Justizminister Carlo Nordio und der Führer der Fünf-Sterne-Bewegung, Giuseppe Conte, lieferten sich in Palermo eine hitzige Debatte über das Verfassungsreferendum. Im Zentrum des Streits stand die geplante Trennung der Karrierewege von Richtern und Staatsanwälten. Nordio argumentierte für die Notwendigkeit einer Demokratisierung des Systems durch die Auslosung von Mitgliedern der Disziplinargremien, während Conte die Regierung beschuldigte, einen "kriminellen politischen Plan" zu verfolgen, um die Justiz von der Exekutive abhängig zu machen.

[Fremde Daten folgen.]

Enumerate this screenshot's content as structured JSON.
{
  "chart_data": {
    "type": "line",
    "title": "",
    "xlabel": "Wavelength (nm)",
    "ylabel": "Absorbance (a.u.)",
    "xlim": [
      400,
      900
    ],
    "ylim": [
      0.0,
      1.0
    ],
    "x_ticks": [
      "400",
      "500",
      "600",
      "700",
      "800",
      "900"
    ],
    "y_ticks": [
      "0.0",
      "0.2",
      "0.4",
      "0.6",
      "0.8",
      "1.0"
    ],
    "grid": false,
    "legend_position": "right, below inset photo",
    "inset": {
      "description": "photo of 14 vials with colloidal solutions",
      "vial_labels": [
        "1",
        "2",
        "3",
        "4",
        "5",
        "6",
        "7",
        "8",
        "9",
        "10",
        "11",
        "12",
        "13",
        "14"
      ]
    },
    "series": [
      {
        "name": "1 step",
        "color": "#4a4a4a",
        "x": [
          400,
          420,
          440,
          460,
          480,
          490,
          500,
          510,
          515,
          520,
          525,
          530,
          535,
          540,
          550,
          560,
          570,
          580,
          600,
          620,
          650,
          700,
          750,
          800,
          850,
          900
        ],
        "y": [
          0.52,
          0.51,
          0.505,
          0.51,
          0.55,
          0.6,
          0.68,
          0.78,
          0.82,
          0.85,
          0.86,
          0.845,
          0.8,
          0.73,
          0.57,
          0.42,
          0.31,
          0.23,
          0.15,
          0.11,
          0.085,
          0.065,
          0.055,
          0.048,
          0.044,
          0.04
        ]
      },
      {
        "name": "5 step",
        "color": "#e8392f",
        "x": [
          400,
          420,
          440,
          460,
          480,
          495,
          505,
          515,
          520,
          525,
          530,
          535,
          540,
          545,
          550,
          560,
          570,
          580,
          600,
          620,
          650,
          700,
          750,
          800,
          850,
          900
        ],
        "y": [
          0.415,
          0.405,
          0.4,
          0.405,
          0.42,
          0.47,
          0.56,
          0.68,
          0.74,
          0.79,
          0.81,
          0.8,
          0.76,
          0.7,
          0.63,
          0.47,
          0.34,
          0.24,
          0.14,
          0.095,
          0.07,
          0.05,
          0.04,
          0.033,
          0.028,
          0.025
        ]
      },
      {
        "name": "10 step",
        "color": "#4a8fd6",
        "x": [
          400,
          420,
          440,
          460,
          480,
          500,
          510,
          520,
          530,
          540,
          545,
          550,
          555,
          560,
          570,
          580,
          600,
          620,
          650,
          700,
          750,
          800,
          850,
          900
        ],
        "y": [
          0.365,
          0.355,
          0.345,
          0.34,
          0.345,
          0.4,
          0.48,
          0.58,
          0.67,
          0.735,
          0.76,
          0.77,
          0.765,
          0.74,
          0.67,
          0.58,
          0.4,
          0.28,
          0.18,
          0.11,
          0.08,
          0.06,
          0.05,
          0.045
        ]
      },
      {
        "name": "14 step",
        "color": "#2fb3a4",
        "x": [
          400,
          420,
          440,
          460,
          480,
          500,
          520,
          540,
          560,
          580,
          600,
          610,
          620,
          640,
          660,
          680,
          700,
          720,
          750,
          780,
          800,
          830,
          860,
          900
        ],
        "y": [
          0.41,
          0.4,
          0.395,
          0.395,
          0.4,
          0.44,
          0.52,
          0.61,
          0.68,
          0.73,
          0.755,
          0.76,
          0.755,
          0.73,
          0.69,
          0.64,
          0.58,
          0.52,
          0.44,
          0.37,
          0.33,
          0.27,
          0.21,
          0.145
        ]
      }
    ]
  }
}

Nordio-Conte-Konfrontation in Palermo

Erste direkte Debatte zwischen Minister und Oppositionsführer über die Verfassungsreform und die Trennung der Karrierewege.

Vorwürfe eines 'kriminellen Plans'

Conte warf der Regierung von Giorgia Meloni den Versuch vor, die Unabhängigkeit von Staatsanwälten und Richtern systematisch einzuschränken.

Auslosung von Richtern für den CSM

Die Regierung schlägt die Auslosung von Mitgliedern der Disziplinargremien als Mittel gegen Korruption und Seilschaften innerhalb der Justiz vor.

Kontroversen um die Vergangenheit des Ministers

Ein vor Jahren aufgenommenes Tonband wurde veröffentlicht, auf dem Nordio das politische Engagement von Richtern kritisierte.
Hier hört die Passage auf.